Fandetti acknowledges that there is a buzz in the industry about equity REITs exploring structured finance, but he doesn't believe it will negatively impact mortgage REITs.

"Equity REITs do add to the downward pressure on returns we've seen in structured finance," Fandetti says. "They are not huge players, so it isn't material to the [mortgage REITs]."

McDowell views the new equity players as just another form of healthy competition for the mortgage REIT sector.

"Mortgage REITs with good management that are run well will meet the competition and they might make a transition toward actively acquiring properties," McDowell says.

Levine doesn't think that many of these ventures will have long-term staying power.

"Like any other business, a lot of equity REITs will get their feet wet and then find out it is not for them because it takes too much energy away from their core business and their investor base isn't comfortable with it," Levine says. "By virtue of this process you may find some select equity REITs that make the decision to go full scale into finance, but if they can't find a product it won't work out."

Whyte adds that it's quite possible this issue could go both ways, as more mortgage REITs could become proactive about dabbling in the equity side of the business. However, Cohen doesn't think that will happen.

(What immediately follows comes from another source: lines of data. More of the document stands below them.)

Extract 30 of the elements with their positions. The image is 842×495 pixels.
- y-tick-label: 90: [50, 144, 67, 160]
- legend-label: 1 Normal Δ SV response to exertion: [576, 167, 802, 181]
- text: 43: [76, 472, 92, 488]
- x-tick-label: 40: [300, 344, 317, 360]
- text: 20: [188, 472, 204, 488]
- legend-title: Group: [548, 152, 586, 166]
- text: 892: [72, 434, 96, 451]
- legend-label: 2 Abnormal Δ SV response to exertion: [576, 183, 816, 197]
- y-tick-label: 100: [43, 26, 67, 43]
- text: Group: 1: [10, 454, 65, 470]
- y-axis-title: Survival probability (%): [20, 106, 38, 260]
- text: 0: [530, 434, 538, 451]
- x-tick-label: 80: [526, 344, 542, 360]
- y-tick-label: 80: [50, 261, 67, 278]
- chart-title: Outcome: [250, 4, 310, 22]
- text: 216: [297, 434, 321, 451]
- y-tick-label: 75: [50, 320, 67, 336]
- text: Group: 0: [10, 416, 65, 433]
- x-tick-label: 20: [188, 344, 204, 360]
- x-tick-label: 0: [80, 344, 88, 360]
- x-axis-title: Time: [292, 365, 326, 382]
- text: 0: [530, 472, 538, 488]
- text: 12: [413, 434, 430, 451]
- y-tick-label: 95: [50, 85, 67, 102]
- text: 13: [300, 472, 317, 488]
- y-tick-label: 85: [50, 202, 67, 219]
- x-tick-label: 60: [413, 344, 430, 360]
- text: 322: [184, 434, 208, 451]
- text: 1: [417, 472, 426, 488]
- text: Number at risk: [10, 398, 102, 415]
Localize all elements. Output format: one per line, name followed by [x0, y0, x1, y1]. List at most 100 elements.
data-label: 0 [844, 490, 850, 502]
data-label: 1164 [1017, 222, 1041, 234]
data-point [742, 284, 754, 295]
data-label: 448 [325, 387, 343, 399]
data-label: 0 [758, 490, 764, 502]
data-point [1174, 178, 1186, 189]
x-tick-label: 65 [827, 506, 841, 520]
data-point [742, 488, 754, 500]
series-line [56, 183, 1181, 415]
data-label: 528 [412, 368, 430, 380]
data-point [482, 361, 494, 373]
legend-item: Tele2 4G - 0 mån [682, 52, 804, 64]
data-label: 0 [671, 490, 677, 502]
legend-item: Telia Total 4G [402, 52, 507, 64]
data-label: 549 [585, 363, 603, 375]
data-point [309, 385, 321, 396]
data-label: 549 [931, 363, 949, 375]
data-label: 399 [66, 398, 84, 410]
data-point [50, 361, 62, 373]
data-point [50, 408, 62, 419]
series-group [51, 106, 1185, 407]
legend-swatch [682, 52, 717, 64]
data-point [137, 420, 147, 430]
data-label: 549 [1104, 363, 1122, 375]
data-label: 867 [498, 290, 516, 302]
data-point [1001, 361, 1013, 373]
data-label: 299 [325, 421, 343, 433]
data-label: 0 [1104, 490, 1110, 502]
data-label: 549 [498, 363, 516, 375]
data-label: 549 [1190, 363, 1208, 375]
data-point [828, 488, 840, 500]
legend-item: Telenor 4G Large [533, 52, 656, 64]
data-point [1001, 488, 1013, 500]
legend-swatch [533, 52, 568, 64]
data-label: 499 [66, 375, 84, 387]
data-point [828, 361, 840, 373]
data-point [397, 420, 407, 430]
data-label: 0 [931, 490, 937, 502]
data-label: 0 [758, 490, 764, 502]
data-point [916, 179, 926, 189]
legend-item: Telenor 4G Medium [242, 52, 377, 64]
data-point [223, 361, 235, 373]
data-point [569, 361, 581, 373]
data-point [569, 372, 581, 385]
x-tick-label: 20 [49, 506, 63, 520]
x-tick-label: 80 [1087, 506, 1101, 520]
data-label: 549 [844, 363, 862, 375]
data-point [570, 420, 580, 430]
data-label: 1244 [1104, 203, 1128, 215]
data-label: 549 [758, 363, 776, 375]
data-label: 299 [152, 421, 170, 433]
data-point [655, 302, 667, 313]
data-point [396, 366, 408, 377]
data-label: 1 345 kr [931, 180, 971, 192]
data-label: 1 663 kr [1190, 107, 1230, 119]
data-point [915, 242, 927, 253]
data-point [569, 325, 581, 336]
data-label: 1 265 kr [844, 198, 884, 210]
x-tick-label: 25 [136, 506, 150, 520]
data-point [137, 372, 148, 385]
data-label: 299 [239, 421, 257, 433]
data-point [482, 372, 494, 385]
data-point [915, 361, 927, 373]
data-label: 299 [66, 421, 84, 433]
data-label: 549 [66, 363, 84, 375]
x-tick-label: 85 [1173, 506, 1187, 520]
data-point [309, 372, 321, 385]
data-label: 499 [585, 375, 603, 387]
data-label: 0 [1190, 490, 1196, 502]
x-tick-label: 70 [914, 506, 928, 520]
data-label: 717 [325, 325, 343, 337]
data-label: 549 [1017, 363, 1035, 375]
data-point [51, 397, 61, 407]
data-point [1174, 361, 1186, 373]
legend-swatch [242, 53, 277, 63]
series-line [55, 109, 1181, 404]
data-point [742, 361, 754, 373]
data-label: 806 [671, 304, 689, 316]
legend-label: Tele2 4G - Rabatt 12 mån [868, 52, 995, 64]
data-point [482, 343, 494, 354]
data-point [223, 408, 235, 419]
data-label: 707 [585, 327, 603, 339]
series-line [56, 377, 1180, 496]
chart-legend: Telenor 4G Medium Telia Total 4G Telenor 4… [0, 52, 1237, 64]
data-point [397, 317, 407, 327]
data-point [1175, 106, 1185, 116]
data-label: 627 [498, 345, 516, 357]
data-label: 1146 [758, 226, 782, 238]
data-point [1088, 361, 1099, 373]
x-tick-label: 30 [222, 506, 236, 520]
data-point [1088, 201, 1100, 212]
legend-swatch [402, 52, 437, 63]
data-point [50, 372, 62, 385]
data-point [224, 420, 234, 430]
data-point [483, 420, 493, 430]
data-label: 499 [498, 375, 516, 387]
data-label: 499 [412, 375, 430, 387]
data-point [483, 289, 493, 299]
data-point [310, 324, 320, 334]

"I do believe that if you're a lender in the specialty finance/ mortgage business you should remain primarily a lender, not an owner/operator of properties," Cohen says, adding that the specialty finance culture is a lending culture and that is what works well.

As equity REITs continue to explore new and unique ways to increase capital, this won't be the first or the last time they venture outside their traditional boundaries. Structured finance is currently seen as a viable expansion opportunity for equity REITs, but proactive management teams will always be on the lookout for new opportunities.


Courtney Darby is a Portfolio staff writer.